Da quanto sinora emerge dalle graduatorie in aggiornamento relative ai due bandi pubblicati, l'Erap, (l'ente marchigiano per l'abitazione pubblica), ha valutato la congruità di 740 offerte di vendita, di cui 412 esterni al cratere contro 328 nei comuni che ne fanno parte, per un totale di oltre 100 milioni di euro. Anche la regione Abruzzo non è stata da meno. Con 113 offerte di vendita valutate congrue dall'Ater (l'agenzia territoriale per l'edilizia residenziale), saranno acquistati 427 appartamenti invenduti e mai occupati. Anche in questo caso, vengono stanziati oltre 68 milioni di euro del Fondo nazionale per le emergenze per acquistare alloggi per gli sfollati situati in 17 comuni abruzzesi, di cui 11 fuori dal cratere sismico.

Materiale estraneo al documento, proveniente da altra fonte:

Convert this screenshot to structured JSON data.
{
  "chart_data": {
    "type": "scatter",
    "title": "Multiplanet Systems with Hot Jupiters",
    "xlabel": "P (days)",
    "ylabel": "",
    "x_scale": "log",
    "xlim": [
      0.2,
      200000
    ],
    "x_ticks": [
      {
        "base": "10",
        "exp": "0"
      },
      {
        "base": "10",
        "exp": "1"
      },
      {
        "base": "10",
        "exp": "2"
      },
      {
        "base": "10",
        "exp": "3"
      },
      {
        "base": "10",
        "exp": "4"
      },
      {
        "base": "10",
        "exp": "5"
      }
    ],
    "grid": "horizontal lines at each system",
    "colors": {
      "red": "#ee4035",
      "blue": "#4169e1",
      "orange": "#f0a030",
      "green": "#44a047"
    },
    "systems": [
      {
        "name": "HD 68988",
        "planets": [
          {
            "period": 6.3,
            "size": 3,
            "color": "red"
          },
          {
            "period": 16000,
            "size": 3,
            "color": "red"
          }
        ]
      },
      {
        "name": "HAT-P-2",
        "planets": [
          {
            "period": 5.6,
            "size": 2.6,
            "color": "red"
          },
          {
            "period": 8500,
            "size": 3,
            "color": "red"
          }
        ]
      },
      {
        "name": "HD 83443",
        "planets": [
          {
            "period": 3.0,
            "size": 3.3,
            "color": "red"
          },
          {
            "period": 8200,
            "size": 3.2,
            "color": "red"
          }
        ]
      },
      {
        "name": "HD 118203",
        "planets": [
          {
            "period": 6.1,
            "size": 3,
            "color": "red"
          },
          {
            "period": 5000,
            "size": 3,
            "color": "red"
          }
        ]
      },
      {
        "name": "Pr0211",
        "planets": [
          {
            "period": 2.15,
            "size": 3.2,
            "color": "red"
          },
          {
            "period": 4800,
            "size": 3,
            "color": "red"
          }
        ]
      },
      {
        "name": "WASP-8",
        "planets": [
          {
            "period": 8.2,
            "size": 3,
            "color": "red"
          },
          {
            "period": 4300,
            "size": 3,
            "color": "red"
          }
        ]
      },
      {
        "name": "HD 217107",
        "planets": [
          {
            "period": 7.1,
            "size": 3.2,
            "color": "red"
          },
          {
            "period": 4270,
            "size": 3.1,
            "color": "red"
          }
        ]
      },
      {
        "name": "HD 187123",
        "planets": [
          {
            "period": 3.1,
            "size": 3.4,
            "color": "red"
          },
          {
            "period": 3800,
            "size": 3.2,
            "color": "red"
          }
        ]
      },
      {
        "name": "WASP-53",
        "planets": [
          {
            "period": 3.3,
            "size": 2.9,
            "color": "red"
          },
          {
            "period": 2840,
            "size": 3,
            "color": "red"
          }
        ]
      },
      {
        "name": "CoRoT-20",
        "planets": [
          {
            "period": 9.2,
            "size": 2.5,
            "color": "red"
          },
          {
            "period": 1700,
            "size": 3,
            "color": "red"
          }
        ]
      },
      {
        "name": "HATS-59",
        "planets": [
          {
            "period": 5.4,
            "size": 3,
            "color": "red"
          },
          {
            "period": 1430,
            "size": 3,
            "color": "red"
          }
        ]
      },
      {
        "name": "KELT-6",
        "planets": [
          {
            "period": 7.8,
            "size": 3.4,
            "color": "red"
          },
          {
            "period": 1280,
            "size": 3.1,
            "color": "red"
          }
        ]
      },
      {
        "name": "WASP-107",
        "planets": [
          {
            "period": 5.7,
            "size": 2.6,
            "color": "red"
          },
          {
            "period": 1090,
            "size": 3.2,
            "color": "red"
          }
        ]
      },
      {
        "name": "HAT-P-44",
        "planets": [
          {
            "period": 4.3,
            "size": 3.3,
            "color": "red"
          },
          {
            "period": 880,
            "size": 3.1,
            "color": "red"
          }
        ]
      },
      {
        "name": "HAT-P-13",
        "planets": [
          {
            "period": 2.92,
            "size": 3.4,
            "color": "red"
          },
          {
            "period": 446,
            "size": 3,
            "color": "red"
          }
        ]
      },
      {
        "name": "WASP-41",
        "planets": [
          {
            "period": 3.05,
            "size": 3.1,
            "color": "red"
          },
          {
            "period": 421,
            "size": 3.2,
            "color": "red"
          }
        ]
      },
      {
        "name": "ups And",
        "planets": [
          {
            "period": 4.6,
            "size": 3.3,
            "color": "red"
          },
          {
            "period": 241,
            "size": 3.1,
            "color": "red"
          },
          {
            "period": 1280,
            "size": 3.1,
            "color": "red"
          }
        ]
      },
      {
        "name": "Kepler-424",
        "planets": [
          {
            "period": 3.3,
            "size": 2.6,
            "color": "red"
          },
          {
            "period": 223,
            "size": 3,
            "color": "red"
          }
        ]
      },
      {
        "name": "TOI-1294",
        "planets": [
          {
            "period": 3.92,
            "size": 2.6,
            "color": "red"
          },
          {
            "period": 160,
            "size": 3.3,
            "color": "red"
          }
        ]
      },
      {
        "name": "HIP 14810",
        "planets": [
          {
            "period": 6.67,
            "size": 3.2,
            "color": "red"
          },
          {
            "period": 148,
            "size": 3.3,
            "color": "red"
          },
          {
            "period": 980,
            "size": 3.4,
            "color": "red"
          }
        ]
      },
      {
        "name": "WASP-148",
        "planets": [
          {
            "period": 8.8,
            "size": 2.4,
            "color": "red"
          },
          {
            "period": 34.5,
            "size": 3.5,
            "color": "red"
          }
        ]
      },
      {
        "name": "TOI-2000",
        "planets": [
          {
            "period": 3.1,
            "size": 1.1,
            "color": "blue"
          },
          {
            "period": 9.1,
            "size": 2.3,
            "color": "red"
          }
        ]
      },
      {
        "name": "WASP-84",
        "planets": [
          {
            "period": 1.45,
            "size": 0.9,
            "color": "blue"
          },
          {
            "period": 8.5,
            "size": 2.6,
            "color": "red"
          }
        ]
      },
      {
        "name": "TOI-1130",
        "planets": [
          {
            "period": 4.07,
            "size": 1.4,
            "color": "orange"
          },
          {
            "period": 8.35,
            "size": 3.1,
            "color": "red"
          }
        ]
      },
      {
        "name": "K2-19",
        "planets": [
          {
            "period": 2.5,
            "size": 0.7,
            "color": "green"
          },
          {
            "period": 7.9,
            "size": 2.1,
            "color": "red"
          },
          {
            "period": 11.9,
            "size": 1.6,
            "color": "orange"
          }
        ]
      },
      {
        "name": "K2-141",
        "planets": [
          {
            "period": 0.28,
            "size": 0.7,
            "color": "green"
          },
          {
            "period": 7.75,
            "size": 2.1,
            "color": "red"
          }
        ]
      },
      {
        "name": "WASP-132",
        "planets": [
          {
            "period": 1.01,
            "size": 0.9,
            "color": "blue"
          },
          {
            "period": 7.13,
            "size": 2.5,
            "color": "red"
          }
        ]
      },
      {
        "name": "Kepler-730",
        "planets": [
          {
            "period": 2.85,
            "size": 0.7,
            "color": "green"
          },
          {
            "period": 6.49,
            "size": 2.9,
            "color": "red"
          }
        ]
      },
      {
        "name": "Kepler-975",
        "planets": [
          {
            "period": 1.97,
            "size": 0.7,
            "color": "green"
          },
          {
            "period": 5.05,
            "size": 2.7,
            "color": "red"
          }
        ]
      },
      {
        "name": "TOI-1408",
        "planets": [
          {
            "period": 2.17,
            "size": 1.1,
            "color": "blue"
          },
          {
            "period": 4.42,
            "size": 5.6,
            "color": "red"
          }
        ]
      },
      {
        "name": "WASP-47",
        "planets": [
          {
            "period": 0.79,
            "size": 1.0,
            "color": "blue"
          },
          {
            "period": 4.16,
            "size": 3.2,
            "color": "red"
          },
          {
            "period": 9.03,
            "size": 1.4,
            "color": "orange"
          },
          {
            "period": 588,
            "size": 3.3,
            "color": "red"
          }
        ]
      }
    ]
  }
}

All'indomani della chiusura del bando Erap , commentava così il presidente della Regione Marche Luca Ceriscioli: "è un ulteriore tassello che, insieme con altri provvedimenti, ci consente di agevolare il processo di rientro delle persone le cui abitazioni hanno subito danni gravi dal sisma, in attesa della ricostruzione pesante".

Ma la prassi sembra essere direzionata proprio nel verso opposto, incentivando le urbanizzazioni incompiute, favorendo così lo spopolamento dei territori interni colpiti dal sisma. Infatti, come si nota dalla mappatura, la maggior parte degli immobili individuati dal bando è collocata nelle zone dove negli ultimi anni si sono verificati i maggiori incrementi di densità urbanistica, ben lontano dalle aree interne.

L'articolo 14 non è che l'ennesimo tassello di una politica imposta dall'alto, senza il coinvolgimento delle popolazioni interessate. Pensare di trasferire i terremotati e le terremotate lontano da casa, ospiti di soluzioni che potenzialmente sono destinate a durare anni, non collima con una ricostruzione immaginata insieme alle persone per ridare un futuro alle aree interne.